São cinco da manhã e acabei de chegar em casa do trabalho, do Rickshaw. Abri uma cerveja e estou fazendo uma massa. O assunto desta minha residência aqui no Reino Unido é dinheiro, money of the Queen as well. Acho que este vai ser o primeiro texto de uma série que vou fazer para o site do Artist Links, para o Canal Contemporâneo e para o Portal Dois Pontos durante esta estadia aqui em Londres. Ano passado eu morei neste país com minha mulher e nossos dois respectivos, filha e filho. Não foi muito fácil tendo em vista que a libra era quase quatro reais e eu não tinha muitas oportunidades para mostrar as idéias que saem da minha cabeça e fico chamando de arte. Trabalhei no Costa Coffee, uma multinacional italiana como um Starbucks da vida. Aprendi a fazer capuccino e um monte de cafés e ganhava o salário mínimo que aqui é por hora (£5,52/hour).
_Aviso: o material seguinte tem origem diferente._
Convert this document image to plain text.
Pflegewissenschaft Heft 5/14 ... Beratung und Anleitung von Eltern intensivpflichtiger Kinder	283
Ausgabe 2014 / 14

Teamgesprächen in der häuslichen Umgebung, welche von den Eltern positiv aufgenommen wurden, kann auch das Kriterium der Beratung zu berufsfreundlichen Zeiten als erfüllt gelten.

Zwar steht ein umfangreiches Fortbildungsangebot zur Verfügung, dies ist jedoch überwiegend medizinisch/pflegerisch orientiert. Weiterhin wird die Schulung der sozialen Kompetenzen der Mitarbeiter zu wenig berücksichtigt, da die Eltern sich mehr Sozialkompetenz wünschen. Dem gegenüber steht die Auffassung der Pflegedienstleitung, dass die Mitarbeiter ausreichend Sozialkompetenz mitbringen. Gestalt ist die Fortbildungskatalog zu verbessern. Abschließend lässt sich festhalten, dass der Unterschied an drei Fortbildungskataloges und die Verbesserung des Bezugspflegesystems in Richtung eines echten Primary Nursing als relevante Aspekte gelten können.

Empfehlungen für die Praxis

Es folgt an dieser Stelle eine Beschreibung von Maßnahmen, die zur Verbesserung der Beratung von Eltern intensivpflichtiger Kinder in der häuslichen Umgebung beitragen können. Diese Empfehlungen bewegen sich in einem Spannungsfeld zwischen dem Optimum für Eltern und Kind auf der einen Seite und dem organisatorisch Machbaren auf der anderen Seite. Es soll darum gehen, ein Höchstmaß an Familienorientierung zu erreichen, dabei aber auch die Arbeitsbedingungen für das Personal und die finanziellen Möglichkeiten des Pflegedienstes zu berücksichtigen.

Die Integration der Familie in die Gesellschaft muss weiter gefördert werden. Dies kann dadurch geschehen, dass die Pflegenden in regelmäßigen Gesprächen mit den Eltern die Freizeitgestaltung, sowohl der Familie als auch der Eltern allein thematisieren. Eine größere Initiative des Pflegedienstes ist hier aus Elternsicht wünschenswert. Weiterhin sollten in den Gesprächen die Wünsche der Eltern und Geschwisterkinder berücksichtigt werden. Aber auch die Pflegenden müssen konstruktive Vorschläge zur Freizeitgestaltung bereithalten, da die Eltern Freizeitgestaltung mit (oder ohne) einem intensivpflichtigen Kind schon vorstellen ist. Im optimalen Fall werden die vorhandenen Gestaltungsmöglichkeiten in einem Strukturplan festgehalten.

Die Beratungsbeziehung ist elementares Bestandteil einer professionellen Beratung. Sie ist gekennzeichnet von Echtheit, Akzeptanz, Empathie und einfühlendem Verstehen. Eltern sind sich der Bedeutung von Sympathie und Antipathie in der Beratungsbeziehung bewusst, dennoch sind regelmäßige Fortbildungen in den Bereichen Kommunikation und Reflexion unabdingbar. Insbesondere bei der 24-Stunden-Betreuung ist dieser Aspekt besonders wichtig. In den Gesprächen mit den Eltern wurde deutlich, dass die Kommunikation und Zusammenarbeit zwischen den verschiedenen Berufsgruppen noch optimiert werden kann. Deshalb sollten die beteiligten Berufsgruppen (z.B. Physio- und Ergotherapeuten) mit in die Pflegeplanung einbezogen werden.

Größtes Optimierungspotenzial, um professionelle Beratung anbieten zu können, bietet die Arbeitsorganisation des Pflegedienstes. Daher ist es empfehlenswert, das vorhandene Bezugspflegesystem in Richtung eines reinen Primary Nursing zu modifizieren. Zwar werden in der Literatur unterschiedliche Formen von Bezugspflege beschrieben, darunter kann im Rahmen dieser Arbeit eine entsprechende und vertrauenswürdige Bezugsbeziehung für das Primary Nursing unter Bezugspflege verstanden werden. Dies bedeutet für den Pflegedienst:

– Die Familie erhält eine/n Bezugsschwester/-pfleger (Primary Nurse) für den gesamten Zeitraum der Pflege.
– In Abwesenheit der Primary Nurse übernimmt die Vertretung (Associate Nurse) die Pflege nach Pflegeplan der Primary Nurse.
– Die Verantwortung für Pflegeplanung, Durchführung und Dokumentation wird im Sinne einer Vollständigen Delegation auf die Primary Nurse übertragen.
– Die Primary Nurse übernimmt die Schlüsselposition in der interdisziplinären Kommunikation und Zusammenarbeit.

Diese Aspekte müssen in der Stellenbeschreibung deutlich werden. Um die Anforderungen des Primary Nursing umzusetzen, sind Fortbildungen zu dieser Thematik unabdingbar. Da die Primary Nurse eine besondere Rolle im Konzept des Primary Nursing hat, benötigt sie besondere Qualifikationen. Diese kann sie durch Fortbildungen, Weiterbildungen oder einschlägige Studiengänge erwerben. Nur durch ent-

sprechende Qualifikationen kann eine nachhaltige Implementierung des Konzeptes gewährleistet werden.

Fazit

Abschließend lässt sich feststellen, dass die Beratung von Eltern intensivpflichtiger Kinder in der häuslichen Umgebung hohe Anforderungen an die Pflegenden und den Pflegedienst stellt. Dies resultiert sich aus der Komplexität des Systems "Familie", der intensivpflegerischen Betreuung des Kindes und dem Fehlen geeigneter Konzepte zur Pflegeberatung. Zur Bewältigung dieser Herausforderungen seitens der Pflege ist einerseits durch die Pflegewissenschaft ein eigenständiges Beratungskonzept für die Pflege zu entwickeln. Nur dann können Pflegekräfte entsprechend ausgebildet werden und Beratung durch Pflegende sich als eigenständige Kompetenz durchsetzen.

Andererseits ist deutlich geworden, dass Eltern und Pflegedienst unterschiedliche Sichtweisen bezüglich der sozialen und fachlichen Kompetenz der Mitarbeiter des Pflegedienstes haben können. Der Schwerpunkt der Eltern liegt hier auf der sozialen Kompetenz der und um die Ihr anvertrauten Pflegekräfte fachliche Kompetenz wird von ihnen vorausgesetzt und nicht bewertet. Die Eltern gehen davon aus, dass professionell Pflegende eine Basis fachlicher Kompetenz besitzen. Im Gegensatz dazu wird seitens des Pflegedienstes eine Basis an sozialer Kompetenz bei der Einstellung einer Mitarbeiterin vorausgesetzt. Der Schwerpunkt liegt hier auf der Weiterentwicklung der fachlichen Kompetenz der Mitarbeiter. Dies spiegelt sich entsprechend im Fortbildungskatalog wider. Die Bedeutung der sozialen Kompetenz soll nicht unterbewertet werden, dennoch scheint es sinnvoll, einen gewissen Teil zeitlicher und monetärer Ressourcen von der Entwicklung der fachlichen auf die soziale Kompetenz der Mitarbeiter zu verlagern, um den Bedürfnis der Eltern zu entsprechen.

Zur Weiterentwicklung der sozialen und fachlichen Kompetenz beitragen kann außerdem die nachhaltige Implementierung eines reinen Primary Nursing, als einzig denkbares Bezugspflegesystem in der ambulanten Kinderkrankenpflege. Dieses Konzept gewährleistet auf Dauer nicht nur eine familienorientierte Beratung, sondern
O pior trabalho que já fiz na vida como vocês podem ver nos vídeos [1 e 2] que fiz sob encomenda para o Dois Pontos na época.
É um vídeo chatão e demorado como meu emprego era, mas se a pessoa tiver paciência, às vezes ele é engraçado. But go ahead. Neste emprego, eu li num jornal bem safado e conhecido daqui, o The Sun, que 80% dos ingleses não notariam se sumissem mil libras de suas contas bancárias. Meu colega de trabalho me disse que notaria. Então, lembrei a ele que ele era italiano e que eu, sendo brasileiro, notaria mais ainda. Aliás, não trabalhavam ingleses naquele café. Isto foi há pouco mais de um ano. Talvez hoje os ingleses já notem depois desta “crise global”, the credit crunch. Bem, fiquei com isto na cabeça. Passei um tempo neste trabalho, mas acabei me demitindo, pois achava que deveria ter tempo para criar e investir no meu trabalho artístico. Bullshit, auto-desculpa pra sair de um lugar que já não agüentava mais.
Passei então quase seis meses mandando projetos não aceitos em lugar algum destas terras da rainha. Me endividei. Devia a minha mulher e a minha mãe muito dinheiro. Dinheiro era no que pensava o tempo inteiro, filhos, aluguel de 975 libras etc... No meio das idéias destes projetos recusados pensei na notícia do jornal e quis fazer uma bandeira da Inglaterra com mil libras. Seria perfeito, trabalharia com dinheiro e minha dedução lógica era esta: quando fiz o Varal trabalhei com roupas e ganhei muitas roupas (até hoje uso algumas delas), agora trabalharei com dinheiro e ganharei muito dinheiro. Raciocínio símio, mas que era a única intuição à qual eu podia me apegar naquele momento de fiasco financeiro. E de certa forma não deixou de ser verdade.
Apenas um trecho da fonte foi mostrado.